Cnmx, you are correct in your pricing. That site that Zorro2017 is citing is way off. A 3 bedroom for $1000?? Not a chance. Well, maybe in a dumpy area very far from where you want to be. I looked just to compare with what we pay in Queretaro and a 3 bedroom somewhat comparable to what we have would be almost $2000 in areas a little outside where you are looking and more towards $3000 in your target area. A one bedroom or smaller two bedroom for $1000 is quite doable.

As far as I have seen the rents have not shot up dramatically in those areas. At least not yet. We drove this morning through the Condesa and Roma and we only saw two buildings that were cordoned off. I know there are many more but it isn't like it's 20% of the housing stock or anything like that.
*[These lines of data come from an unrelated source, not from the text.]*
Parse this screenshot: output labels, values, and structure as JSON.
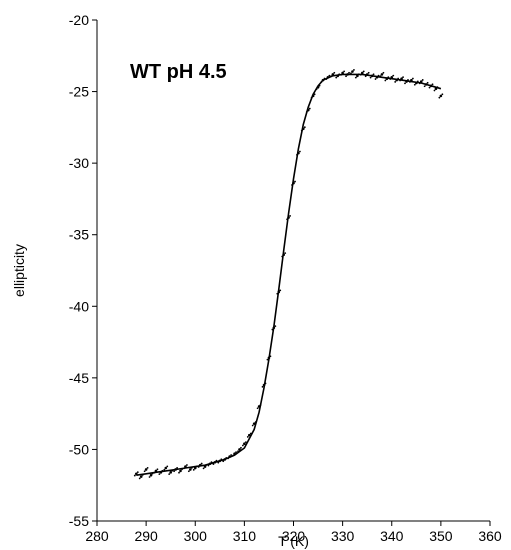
{
  "chart_data": {
    "type": "scatter",
    "title": "",
    "xlabel": "T (K)",
    "ylabel": "ellipticity",
    "xlim": [
      280,
      360
    ],
    "ylim": [
      -55,
      -20
    ],
    "xticks": [
      280,
      290,
      300,
      310,
      320,
      330,
      340,
      350,
      360
    ],
    "yticks": [
      -20,
      -25,
      -30,
      -35,
      -40,
      -45,
      -50,
      -55
    ],
    "grid": false,
    "legend": "none",
    "annotation": "WT pH 4.5",
    "series": [
      {
        "kind": "points",
        "color": "#000000",
        "x": [
          288,
          289,
          290,
          291,
          292,
          293,
          294,
          295,
          296,
          297,
          298,
          299,
          300,
          301,
          302,
          303,
          304,
          305,
          306,
          307,
          308,
          309,
          310,
          311,
          312,
          313,
          314,
          315,
          316,
          317,
          318,
          319,
          320,
          321,
          322,
          323,
          324,
          325,
          326,
          327,
          328,
          329,
          330,
          331,
          332,
          333,
          334,
          335,
          336,
          337,
          338,
          339,
          340,
          341,
          342,
          343,
          344,
          345,
          346,
          347,
          348,
          349,
          350
        ],
        "y": [
          -51.7,
          -51.9,
          -51.4,
          -51.8,
          -51.5,
          -51.6,
          -51.3,
          -51.6,
          -51.4,
          -51.5,
          -51.2,
          -51.4,
          -51.3,
          -51.1,
          -51.2,
          -51.0,
          -50.9,
          -50.8,
          -50.7,
          -50.5,
          -50.3,
          -50.0,
          -49.6,
          -49.0,
          -48.2,
          -47.0,
          -45.5,
          -43.6,
          -41.5,
          -39.0,
          -36.4,
          -33.8,
          -31.4,
          -29.3,
          -27.6,
          -26.3,
          -25.3,
          -24.7,
          -24.2,
          -24.0,
          -23.8,
          -23.9,
          -23.7,
          -23.8,
          -23.6,
          -23.9,
          -23.7,
          -23.8,
          -23.9,
          -24.0,
          -23.8,
          -24.1,
          -24.0,
          -24.2,
          -24.1,
          -24.3,
          -24.2,
          -24.4,
          -24.3,
          -24.5,
          -24.6,
          -24.8,
          -25.3
        ]
      },
      {
        "kind": "fit",
        "color": "#000000",
        "x": [
          288,
          290,
          292,
          294,
          296,
          298,
          300,
          302,
          304,
          306,
          308,
          310,
          312,
          313,
          314,
          315,
          316,
          317,
          318,
          319,
          320,
          321,
          322,
          323,
          324,
          325,
          326,
          328,
          330,
          332,
          334,
          336,
          338,
          340,
          342,
          344,
          346,
          348,
          350
        ],
        "y": [
          -51.8,
          -51.7,
          -51.6,
          -51.5,
          -51.4,
          -51.3,
          -51.2,
          -51.1,
          -50.9,
          -50.7,
          -50.4,
          -49.9,
          -48.6,
          -47.4,
          -45.7,
          -43.7,
          -41.4,
          -38.8,
          -36.1,
          -33.5,
          -31.1,
          -29.0,
          -27.3,
          -26.1,
          -25.2,
          -24.6,
          -24.2,
          -23.9,
          -23.8,
          -23.8,
          -23.8,
          -23.9,
          -24.0,
          -24.1,
          -24.2,
          -24.3,
          -24.4,
          -24.6,
          -24.8
        ]
      }
    ]
  }
}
My guess id that your housing budget will still be OK.


----------



## cnmx (Oct 9, 2017)

@cicrle110, thanks a lot, that's what I was hoping to hear.


----------



## UrbanMan (Jun 18, 2015)

circle110 said:


> Cnmx, you are correct in your pricing. That site that Zorro2017 is citing is way off. A 3 bedroom for $1000?? Not a chance.


To clarify - probably way off for a 3 bedroom, but otherwise not way off (ie. not way off for less bedrooms).


----------



## circle110 (Jul 20, 2009)

UrbanMan said:


> To clarify - probably way off for a 3 bedroom, but otherwise not way off (ie. not way off for less bedrooms).


Couldn't disagree with you more. There is not a $495/mo one bedroom within 5 miles of the city center - well, except for Isla Verde's miracle apartment situation. Certainly nothing at that price in La Condesa or Col. Roma. You might be able to find a studio for $600. Maybe.

10 years ago my friend had a $450 /mo 1 br apartment on the fringes of the Condesa and he was delirious with his good fortune to find a place so cheap. It was kind of a dump. And this was a decade ago. Rental inflation has been pretty brutal in the last 10 years.

I still say that the cnmx has a clear, realistic picture of the prices of rentals in CDMX. He or she has done their homework, the only problem is that apparently it was just before the quake and so I think the original post was a smart question.


----------